Timeouts in postbacks
Incident Report for Signhost Verified Signing
Postmortem

RCA: Signhost Postback Service Slowdown - July 11th, 2024

Date: July 12th, 2024

Summary: On July 11th, 2024, Signhost's postback service experienced slowdowns starting at approximately 10:30 CEST. This resulted in timeouts and locks on the database, preventing postbacks from being sent. The issue was resolved by rebooting the postback system at 12:45 CEST, which allowed the system to catch up on the backlog and resuming real time postback sending. for most customers. A remaining problem queue was identified and purged, and customer postback services were fully restored after updating statuses via GET calls.

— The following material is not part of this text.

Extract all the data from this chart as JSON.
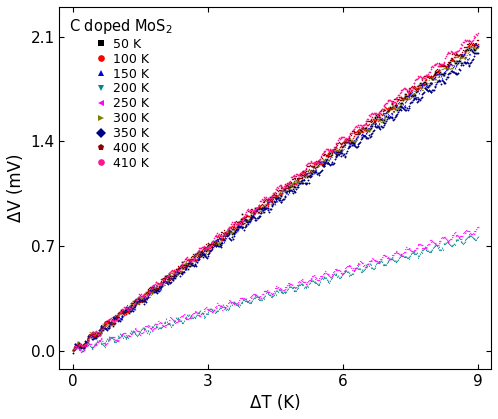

Root Cause: The RCA identified the following root causes for the postback service slowdown:

  • Queue Overload: The postback system encountered an overload of tasks, leading to timeouts and database locks. This overload could be due to a surge in postback activity or inefficiencies in the current queueing mechanism.

Contributing Factors:

  • Limited Logging: The current logging system does not capture internal postback queue metrics effectively, making it difficult to proactively identify queue overload situations.
  • Queueing Mechanism Limitations: The current queueing mechanism might not be sufficient for handling peak loads or may not be optimized for efficient processing of postbacks.

Timeline of Events:

  • 10:30 CEST, July 11th: Postback service slowdown begins due to queue overload, resulting in timeouts and database locks.
  • Timeframe between 10:30 CEST - 12:45 CEST, July 11th: Investigation and troubleshooting efforts are undertaken.
  • 12:45 CEST, July 11th: Postback system reboot is performed, allowing the system to process the backlog.
  • Post-reboot: A remaining problem queue is identified, purged, and customer postback services are restored via GET call updates.

Corrective Actions:

  • Improve Logging: Enhance logging practices to capture detailed metrics on internal postback queues, enabling better identification of potential overload scenarios.
  • Review Queueing Mechanism: Evaluate the current queueing mechanism and implement improvements for better handling of peak loads and efficient postback processing. This might involve exploring alternative queueing solutions.
  • Implement Permanent Fixes: Develop and implement permanent solutions to address queue overload issues, such as:

    • Optimizing the current queueing mechanism for postback processing.
    • Migrating to a more robust queueing system if necessary.

Preventative Measures:

  • Proactive Monitoring: Implement proactive monitoring of queue health using the enhanced logging data to identify and address potential overload situations before they impact service delivery.
  • Regular System Reviews: Conduct periodic reviews of the postback system to assess performance and identify areas for further improvement.

Conclusion: The postback service slowdown was caused by queue overload, leading to timeouts and database locks. By improving logging, reviewing the queueing mechanism, and implementing permanent fixes, Signhost can prevent similar incidents in the future. Proactive monitoring and regular system reviews will further ensure the stability and efficiency of the postback service.

Posted Jul 12, 2024 - 16:30 CEST

Resolved
This incident has been resolved.
Posted Jul 11, 2024 - 18:28 CEST
Monitoring
The postback delays are resolved and we see postbacks being delivered in real time again.
Posted Jul 11, 2024 - 12:59 CEST
Investigating
We are seeing timeouts in sending postbacks that lead to a delay in the delivery of postbacks.
We are investigating the issue.
Posted Jul 11, 2024 - 12:15 CEST
This incident affected: API and Portal.